SFC Living Wage Fee increase proposal rejected by Board Committee

The Finance and Administration Committee voted to send President Rahmat Shoureshi’s student fee budget to the Executive Board instead of the proposal drafted by the Student Fee Committee.

The president’s budget proposal of a $23 increase in the student incidental fee does not include a “living wage reserve” for paying student workers $15 an hour wages.

The SFC intended the living wage reserve to be a pool of around $600,000 from which fee funded areas could choose to fund their student workers at a $15 an hour wage. The SFC would not have been in a position to legally mandate that FFA’s pay the higher wages.

The problem the finance and administration committee had with this reserve was that it would trigger increases for all employees across campus, incurring additional costs to the university.

In a letter sent to the SFC, Shoureshi explained an immediate increase of all student workers to $15 an hour would cost “upwards of $1 million” which “translates to a 1.2% increase in resident undergraduate tuition.”

Cindy Stake, general counsel and secretary to the Board of Trustees, said that if the living wage reserve were adopted and then additional employee wage increases were not implemented to match, the university would be breaking the law.

Elliot Thompson, chair of the SFC, asked if the school was “currently breaking the law if there were differentiations between people who are working, because students are kind of put on the back burner.”
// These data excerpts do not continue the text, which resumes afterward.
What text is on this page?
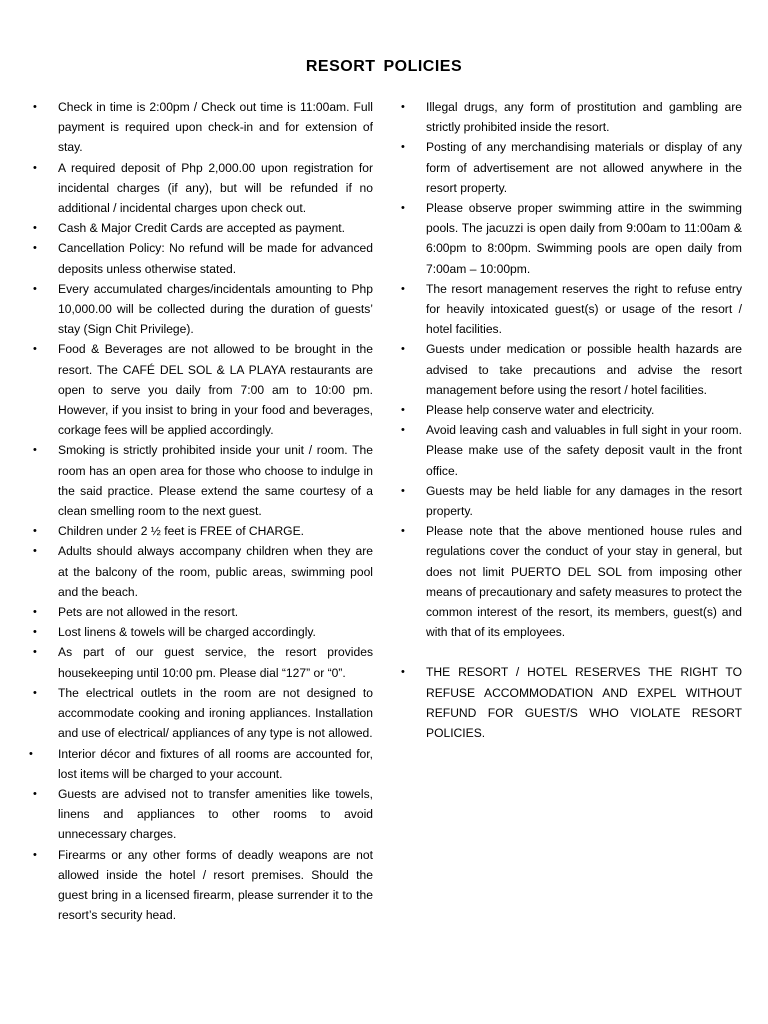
RESORT POLICIES
• Check in time is 2:00pm / Check out time is 11:00am. Full payment is required upon check-in and for extension of stay.
• A required deposit of Php 2,000.00 upon registration for incidental charges (if any), but will be refunded if no additional / incidental charges upon check out.
• Cash & Major Credit Cards are accepted as payment.
• Cancellation Policy: No refund will be made for advanced deposits unless otherwise stated.
• Every accumulated charges/incidentals amounting to Php 10,000.00 will be collected during the duration of guests’ stay (Sign Chit Privilege).
• Food & Beverages are not allowed to be brought in the resort. The CAFÉ DEL SOL & LA PLAYA restaurants are open to serve you daily from 7:00 am to 10:00 pm. However, if you insist to bring in your food and beverages, corkage fees will be applied accordingly.
• Smoking is strictly prohibited inside your unit / room. The room has an open area for those who choose to indulge in the said practice. Please extend the same courtesy of a clean smelling room to the next guest.
• Children under 2 ½ feet is FREE of CHARGE.
• Adults should always accompany children when they are at the balcony of the room, public areas, swimming pool and the beach.
• Pets are not allowed in the resort.
• Lost linens & towels will be charged accordingly.
• As part of our guest service, the resort provides housekeeping until 10:00 pm. Please dial “127” or “0”.
• The electrical outlets in the room are not designed to accommodate cooking and ironing appliances. Installation and use of electrical/ appliances of any type is not allowed.
• Interior décor and fixtures of all rooms are accounted for, lost items will be charged to your account.
• Guests are advised not to transfer amenities like towels, linens and appliances to other rooms to avoid unnecessary charges.
• Firearms or any other forms of deadly weapons are not allowed inside the hotel / resort premises. Should the guest bring in a licensed firearm, please surrender it to the resort’s security head.
• Illegal drugs, any form of prostitution and gambling are strictly prohibited inside the resort.
• Posting of any merchandising materials or display of any form of advertisement are not allowed anywhere in the resort property.
• Please observe proper swimming attire in the swimming pools. The jacuzzi is open daily from 9:00am to 11:00am & 6:00pm to 8:00pm. Swimming pools are open daily from 7:00am – 10:00pm.
• The resort management reserves the right to refuse entry for heavily intoxicated guest(s) or usage of the resort / hotel facilities.
• Guests under medication or possible health hazards are advised to take precautions and advise the resort management before using the resort / hotel facilities.
• Please help conserve water and electricity.
• Avoid leaving cash and valuables in full sight in your room. Please make use of the safety deposit vault in the front office.
• Guests may be held liable for any damages in the resort property.
• Please note that the above mentioned house rules and regulations cover the conduct of your stay in general, but does not limit PUERTO DEL SOL from imposing other means of precautionary and safety measures to protect the common interest of the resort, its members, guest(s) and with that of its employees.
• THE RESORT / HOTEL RESERVES THE RIGHT TO REFUSE ACCOMMODATION AND EXPEL WITHOUT REFUND FOR GUEST/S WHO VIOLATE RESORT POLICIES.
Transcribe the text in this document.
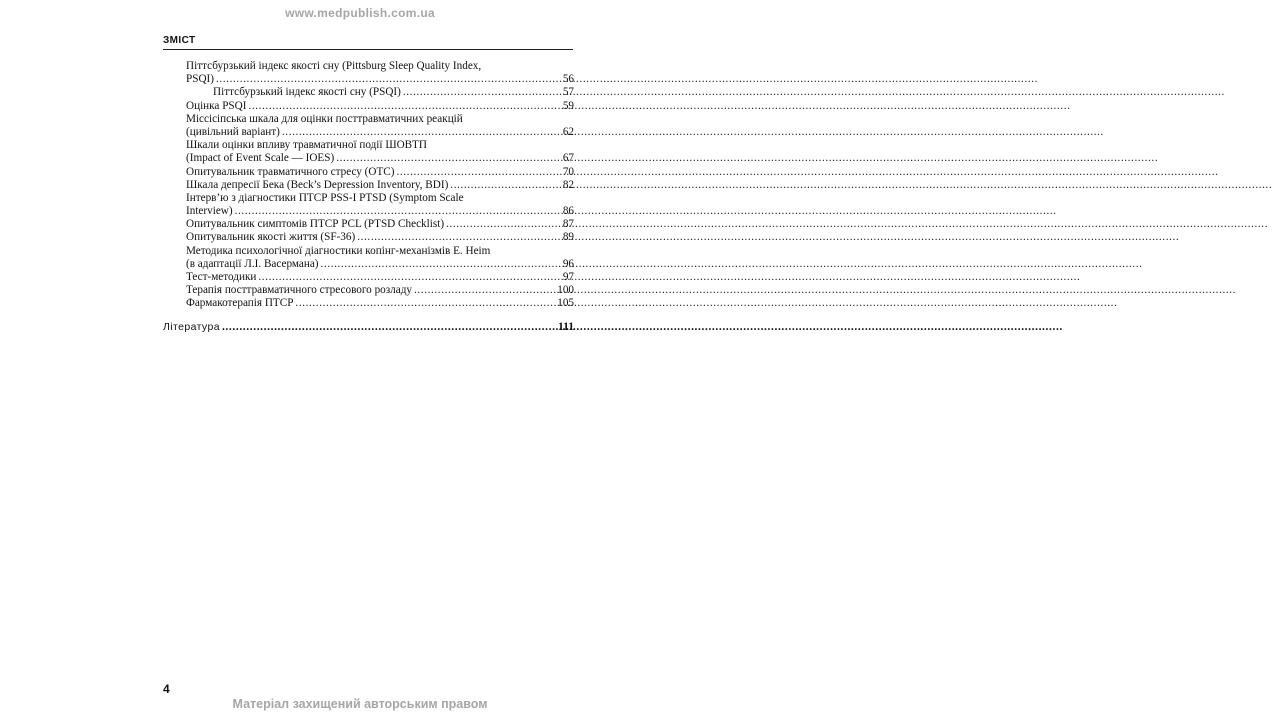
www.medpublish.com.ua
ЗМІСТ
Піттсбурзький індекс якості сну (Pittsburg Sleep Quality Index,
PSQI) .....	56
Піттсбурзький індекс якості сну (PSQI) .....	57
Оцінка PSQI .....	59
Міссісіпська шкала для оцінки посттравматичних реакцій
(цивільний варіант) .....	62
Шкали оцінки впливу травматичної події ШОВТП
(Impact of Event Scale — IOES) .....	67
Опитувальник травматичного стресу (ОТС) .....	70
Шкала депресії Бека (Beck’s Depression Inventory, BDI) .....	82
Інтерв’ю з діагностики ПТСР PSS-I PTSD (Symptom Scale
Interview) .....	86
Опитувальник симптомів ПТСР PCL (PTSD Checklist) .....	87
Опитувальник якості життя (SF-36) .....	89
Методика психологічної діагностики копінг-механізмів Е. Heim
(в адаптації Л.І. Васермана) .....	96
Тест-методики .....	97
Терапія посттравматичного стресового розладу .....	100
Фармакотерапія ПТСР .....	105
Література .....	111
4
Матеріал захищений авторським правом
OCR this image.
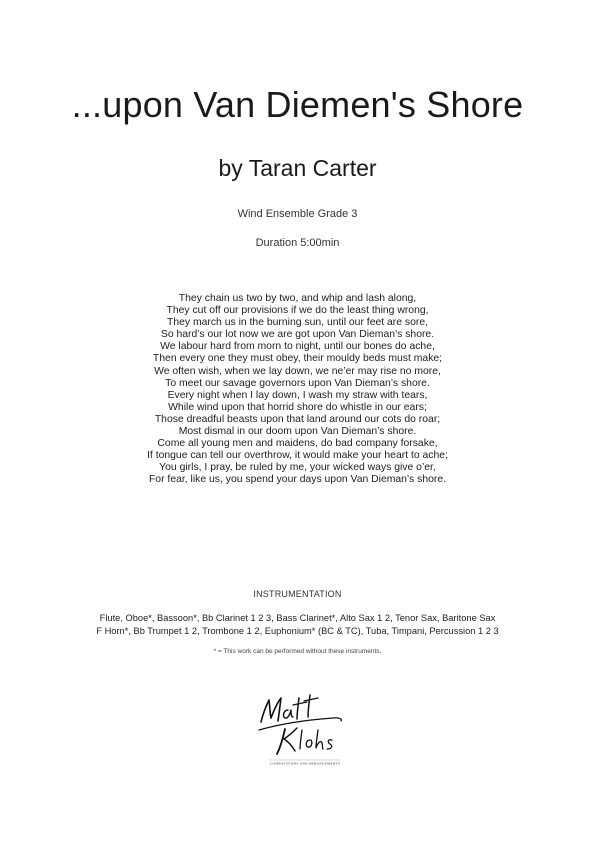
...upon Van Diemen's Shore
by Taran Carter
Wind Ensemble Grade 3
Duration 5:00min
They chain us two by two, and whip and lash along,
They cut off our provisions if we do the least thing wrong,
They march us in the burning sun, until our feet are sore,
So hard’s our lot now we are got upon Van Dieman’s shore.
We labour hard from morn to night, until our bones do ache,
Then every one they must obey, their mouldy beds must make;
We often wish, when we lay down, we ne’er may rise no more,
To meet our savage governors upon Van Dieman’s shore.
Every night when I lay down, I wash my straw with tears,
While wind upon that horrid shore do whistle in our ears;
Those dreadful beasts upon that land around our cots do roar;
Most dismal in our doom upon Van Dieman’s shore.
Come all young men and maidens, do bad company forsake,
If tongue can tell our overthrow, it would make your heart to ache;
You girls, I pray, be ruled by me, your wicked ways give o’er,
For fear, like us, you spend your days upon Van Dieman’s shore.
INSTRUMENTATION
Flute, Oboe*, Bassoon*, Bb Clarinet 1 2 3, Bass Clarinet*, Alto Sax 1 2, Tenor Sax, Baritone Sax
F Horn*, Bb Trumpet 1 2, Trombone 1 2, Euphonium* (BC & TC), Tuba, Timpani, Percussion 1 2 3
* = This work can be performed without these instruments.
COMPOSITIONS AND ARRANGEMENTS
“I can’t say that we are currently breaking the law, but I can say that we have a lot of work to do to make sure we have a consistent approach,” Starke said.

“Pretty routinely across the board, students are being paid less than their contemporaries in the world,” Thompson said. “We hear that it’s grueling for them to devote themselves to a university, devote themselves to providing services to their peers, and not have that work respected or seen.”

All other aspects of the President’s budget proposal are the same as the SFC’s proposal. The President’s budget proposal will now be sent to the executive board for approval.